バフェット氏は相場の過熱感をみるために「バフェット指数」という独自の指標を用いていると言われています。
この指数は、株式市場の時価総額を名目GDPで割って求められ、100%を超えると相場に過熱感があり、株価が割高であると判断する基準となります。
バフェット指数(%) = 株式時価総額 ÷ 名目GDP × 100
リーマンショック前にはバフェット指数は100%を超え、相場が過熱している兆候が現れていました。
バークシャーのキャッシュポジションが膨らんだのは、リスクに備えてというよりも、株価が割高で買える銘柄が少なくなっていたとも言えます。

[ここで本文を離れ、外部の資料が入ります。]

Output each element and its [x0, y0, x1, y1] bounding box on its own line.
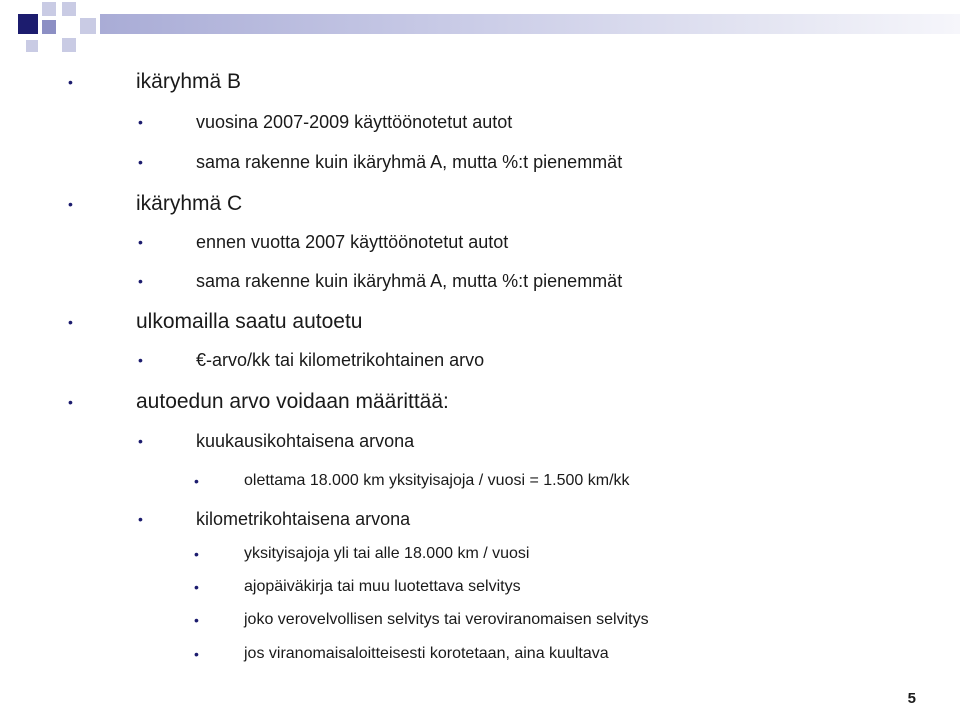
- bullet-text: ajopäiväkirja tai muu luotettava selvitys: [244, 578, 521, 595]
- bullet-text: kuukausikohtaisena arvona: [196, 431, 415, 451]
- bullet-dot: •: [68, 314, 73, 330]
- bullet-text: ikäryhmä C: [136, 192, 243, 215]
- bullet-dot: •: [138, 114, 143, 130]
- bullet-item: [138, 431, 415, 452]
- page-number: 5: [907, 690, 916, 707]
- bullet-text: ulkomailla saatu autoetu: [136, 310, 363, 333]
- bullet-text: sama rakenne kuin ikäryhmä A, mutta %:t pienemmät: [196, 271, 623, 291]
- bullet-item: [68, 192, 243, 216]
- bullet-item: [138, 152, 623, 173]
- bullet-text: ennen vuotta 2007 käyttöönotetut autot: [196, 232, 509, 252]
- bullet-text: autoedun arvo voidaan määrittää:: [136, 390, 449, 413]
- bullet-dot: •: [138, 511, 143, 527]
- bullet-dot: •: [194, 612, 199, 628]
- bullet-text: ikäryhmä B: [136, 70, 242, 93]
- bullet-item: [68, 70, 242, 94]
- bullet-item: [138, 509, 411, 530]
- bullet-item: [138, 232, 509, 253]
- bullet-text: vuosina 2007-2009 käyttöönotetut autot: [196, 112, 513, 132]
- bullet-text: €-arvo/kk tai kilometrikohtainen arvo: [196, 350, 485, 370]
- bullet-item: [194, 545, 530, 563]
- bullet-dot: •: [68, 196, 73, 212]
- bullet-text: joko verovelvollisen selvitys tai veroviranomaisen selvitys: [244, 611, 649, 628]
- bullet-text: jos viranomaisaloitteisesti korotetaan, aina kuultava: [244, 645, 609, 662]
- bullet-item: [138, 271, 623, 292]
- bullet-text: sama rakenne kuin ikäryhmä A, mutta %:t pienemmät: [196, 152, 623, 172]
- bullet-text: olettama 18.000 km yksityisajoja / vuosi = 1.500 km/kk: [244, 472, 630, 489]
- bullet-dot: •: [138, 352, 143, 368]
- bullet-item: [194, 472, 630, 490]
- bullet-item: [68, 390, 449, 414]
- bullet-dot: •: [68, 74, 73, 90]
- bullet-dot: •: [68, 394, 73, 410]
- bullet-text: kilometrikohtaisena arvona: [196, 509, 411, 529]
- bullet-dot: •: [194, 646, 199, 662]
- bullet-dot: •: [138, 154, 143, 170]
- bullet-dot: •: [194, 473, 199, 489]
- bullet-item: [68, 310, 363, 334]
- bullet-dot: •: [194, 579, 199, 595]
- bullet-item: [194, 578, 521, 596]
- bullet-text: yksityisajoja yli tai alle 18.000 km / vuosi: [244, 545, 530, 562]
- bullet-dot: •: [138, 234, 143, 250]
- bullet-dot: •: [138, 433, 143, 449]
- bullet-item: [138, 112, 513, 133]
- bullet-item: [138, 350, 485, 371]
- bullet-dot: •: [138, 273, 143, 289]
- bullet-item: [194, 645, 609, 663]
- bullet-item: [194, 611, 649, 629]
- bullet-dot: •: [194, 546, 199, 562]
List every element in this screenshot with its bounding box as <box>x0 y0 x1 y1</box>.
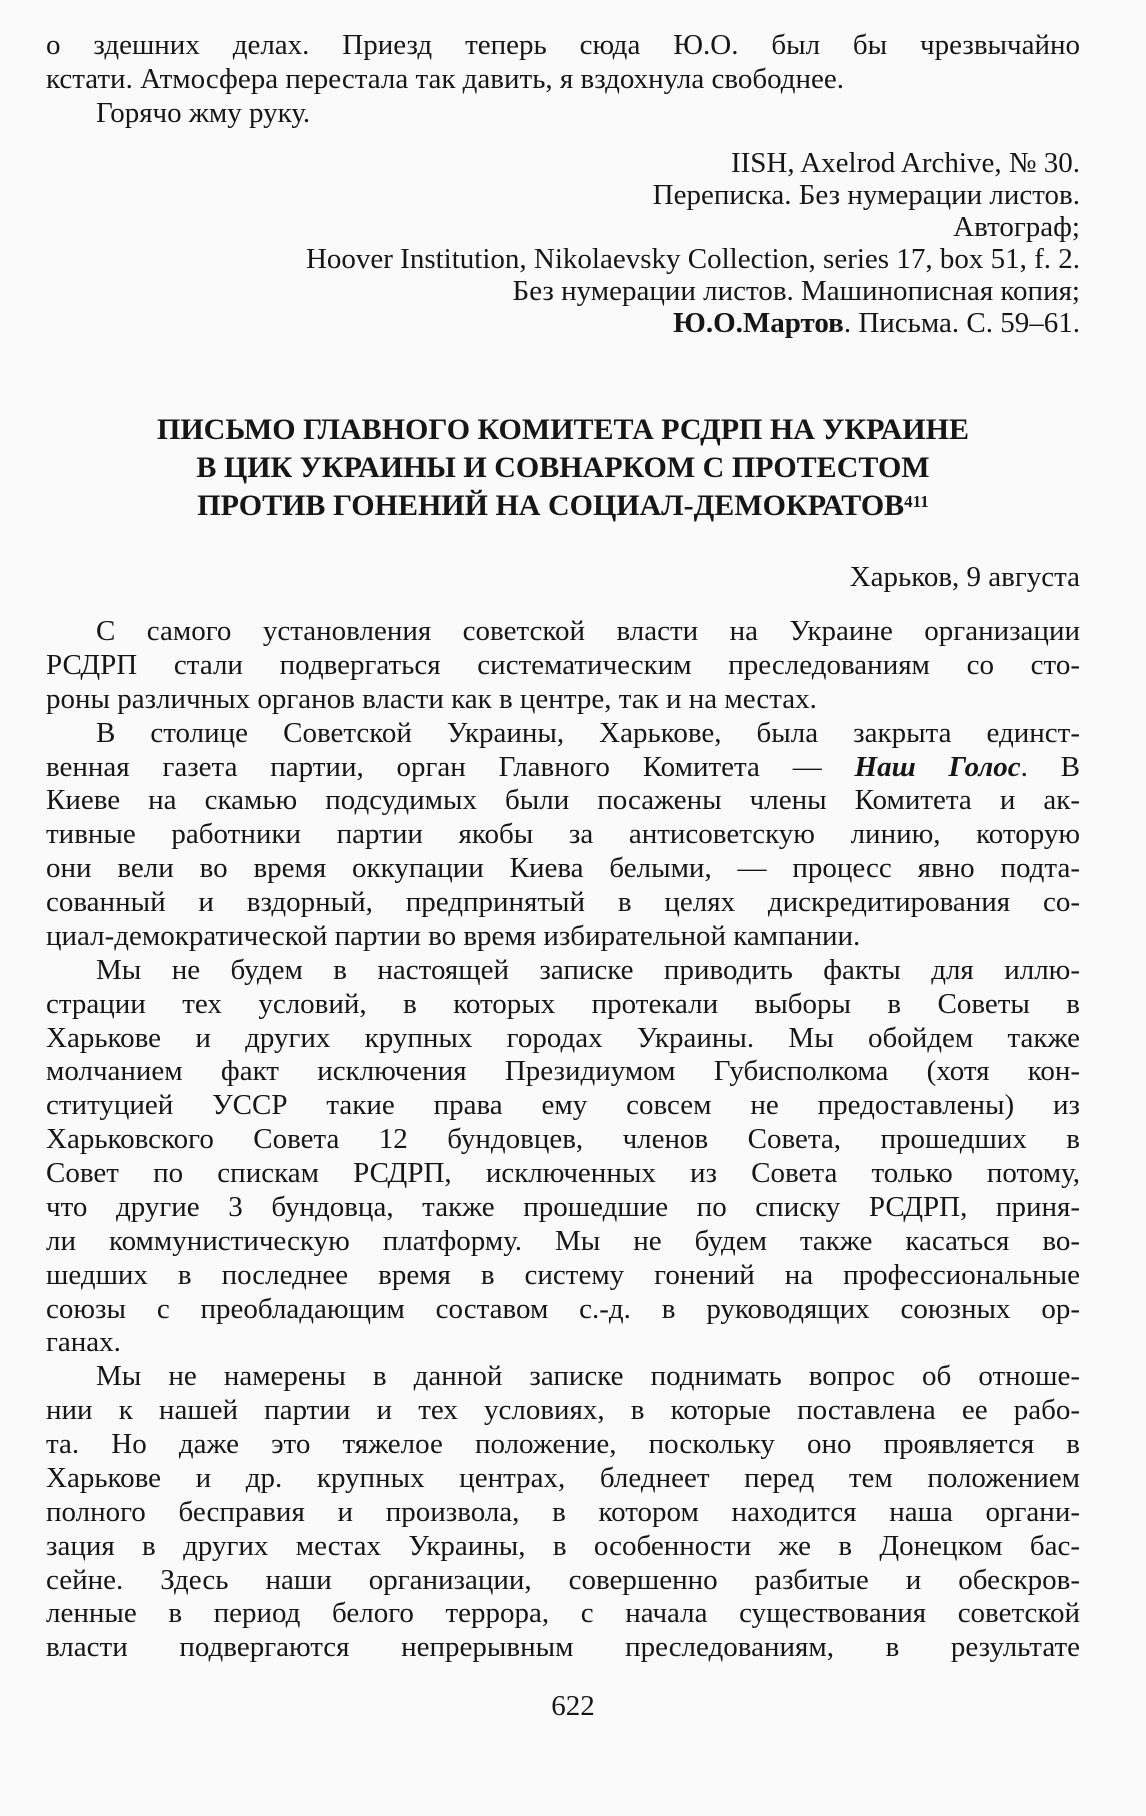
title-line <box>46 411 1080 449</box>
source-text: IISH, Axelrod Archive, № 30. <box>730 147 1080 179</box>
closing-line: Горячо жму руку. <box>96 97 311 129</box>
place-date: Харьков, 9 августа <box>849 561 1080 593</box>
body-line: ленные в период белого террора, с начала существования советской <box>46 1597 1080 1630</box>
body-line: циал-демократической партии во время избирательной кампании. <box>46 919 861 952</box>
body-line: сованный и вздорный, предпринятый в целях дискредитирования со- <box>46 886 1080 918</box>
body-line: нии к нашей партии и тех условиях, в которые поставлена ее рабо- <box>46 1394 1080 1427</box>
body-line: Харькове и др. крупных центрах, бледнеет перед тем положением <box>46 1461 1080 1494</box>
source-text: Переписка. Без нумерации листов. <box>652 179 1080 211</box>
place-date-block <box>46 560 1080 594</box>
body-line: что другие 3 бундовца, также прошедшие по списку РСДРП, приня- <box>46 1190 1080 1223</box>
body-line: союзы с преобладающим составом с.-д. в руководящих союзных ор- <box>46 1292 1080 1325</box>
source-text: Hoover Institution, Nikolaevsky Collection, series 17, box 51, f. 2. <box>305 243 1080 275</box>
body-line: В столице Советской Украины, Харькове, была закрыта единст- <box>96 716 1080 749</box>
body-line: страции тех условий, в которых протекали выборы в Советы в <box>46 987 1080 1020</box>
text-segment: . В <box>1020 750 1081 783</box>
body-line: роны различных органов власти как в центре, так и на местах. <box>46 682 817 715</box>
archival-sources <box>46 147 1080 339</box>
letter-ending <box>46 28 1080 130</box>
body-line: шедших в последнее время в систему гонений на профессиональные <box>46 1258 1080 1291</box>
body-line: Киеве на скамью подсудимых были посажены члены Комитета и ак- <box>46 784 1080 817</box>
title-text: ПИСЬМО ГЛАВНОГО КОМИТЕТА РСДРП НА УКРАИНЕ <box>156 413 969 446</box>
body-line: С самого установления советской власти на Украине организации <box>96 615 1080 647</box>
letter-body <box>46 615 1080 1665</box>
document-title <box>46 411 1080 525</box>
text-line: о здешних делах. Приезд теперь сюда Ю.О. был бы чрезвычайно <box>46 29 1080 61</box>
body-line: РСДРП стали подвергаться систематическим преследованиям со сто- <box>46 648 1080 681</box>
source-text: Автограф; <box>953 211 1080 243</box>
footnote-marker: 411 <box>904 492 929 511</box>
page-number: 622 <box>551 1690 595 1722</box>
body-line: сейне. Здесь наши организации, совершенно разбитые и обескров- <box>46 1563 1080 1596</box>
title-text: В ЦИК УКРАИНЫ И СОВНАРКОМ С ПРОТЕСТОМ <box>196 451 930 484</box>
title-line <box>46 487 1080 525</box>
text-segment: венная газета партии, орган Главного Комитета — <box>46 750 855 783</box>
body-line: Харькове и других крупных городах Украины. Мы обойдем также <box>46 1021 1080 1054</box>
body-line: власти подвергаются непрерывным преследованиям, в результате <box>46 1631 1080 1664</box>
source-line <box>46 147 1080 179</box>
source-line <box>46 211 1080 243</box>
body-line: Совет по спискам РСДРП, исключенных из Совета только потому, <box>46 1157 1080 1189</box>
body-line: Харьковского Совета 12 бундовцев, членов Совета, прошедших в <box>46 1123 1080 1156</box>
body-line: ституцией УССР такие права ему совсем не предоставлены) из <box>46 1089 1080 1122</box>
source-line <box>46 243 1080 275</box>
source-line <box>46 307 1080 339</box>
title-text: ПРОТИВ ГОНЕНИЙ НА СОЦИАЛ-ДЕМОКРАТОВ <box>197 489 905 522</box>
body-line: полного бесправия и произвола, в котором находится наша органи- <box>46 1495 1080 1528</box>
source-text: . Письма. С. 59–61. <box>843 307 1080 339</box>
source-line <box>46 179 1080 211</box>
newspaper-title: Наш Голос <box>854 750 1021 783</box>
source-author: Ю.О.Мартов <box>673 307 844 339</box>
body-line: ли коммунистическую платформу. Мы не будем также касаться во- <box>46 1224 1080 1257</box>
body-line: молчанием факт исключения Президиумом Губисполкома (хотя кон- <box>46 1055 1080 1088</box>
body-line <box>46 751 1080 785</box>
source-text: Без нумерации листов. Машинописная копия; <box>512 275 1080 307</box>
title-line <box>46 449 1080 487</box>
source-line <box>46 275 1080 307</box>
body-line: они вели во время оккупации Киева белыми, — процесс явно подта- <box>46 852 1080 885</box>
body-line: зация в других местах Украины, в особенности же в Донецком бас- <box>46 1529 1080 1562</box>
body-line: тивные работники партии якобы за антисоветскую линию, которую <box>46 818 1080 851</box>
body-line: ганах. <box>46 1326 121 1359</box>
body-line: Мы не намерены в данной записке поднимать вопрос об отноше- <box>96 1360 1080 1393</box>
body-line: та. Но даже это тяжелое положение, поскольку оно проявляется в <box>46 1428 1080 1460</box>
body-line: Мы не будем в настоящей записке приводить факты для иллю- <box>96 953 1080 986</box>
text-line: кстати. Атмосфера перестала так давить, я вздохнула свободнее. <box>46 63 845 95</box>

多くの機関投資家は、月次、四半期、年次など短いスパンで運用成果を上げることが求められるため、多少割高であっても、相対的に優位な投資先にポジションを取ってリターンを狙わなければならざるを得ない状況もあります。
また一般投資家にも常にポジションを持っていないと損をしていると感じる、ポジポジ病に陥っている投資家も少なくありません。
このような投資スタンスは相場が好調なときには利益があがるものの、暴落で積み上げてきた利益の多くを失うリスクも高くなります。
バフェット氏の投資スタイルは、その豊富な資金力によって効果的に機能している部分もありますが、資産規模のそれほど大きくない個人投資家であっても学ぶべき点は多くあります。
- 株価が割高なら無理にポジションを持たず、キャッシュの割合を高めておく
- 暴落によって割安になった優良株に長期的な投資スタンスで買い向かう
まとめ
いかがでしたでしょうか。
バリュー投資は、企業の財務状態やキャッシュフロー、ブランド力などから優良企業を見出し、本来の価値に対して株価が割安なタイミングで投資するもので、リスクを抑えながら長期的に大きなリターンが期待できる投資手法です。
バリュー投資家にとっての暴落は、優良株のバーゲンセールであり、その後大きなリターンをもたらしてくれる大きなチャンスとなります。
また、目先の値動きに翻弄され、暴落によって資産を失うリスクに怯えながら行う投資に比べ、企業の本質的な価値を基準として、長期的な視点で臨むバリュー投資は、精神的にも楽です。
1度の暴落で資産の大部分を失うようでは、長く相場で生き残ることはできません。
着実に資産を築いていくためにも、バリュー投資の考え方を投資に取り入れ、暴落をうまく乗り越えていただければ幸いです。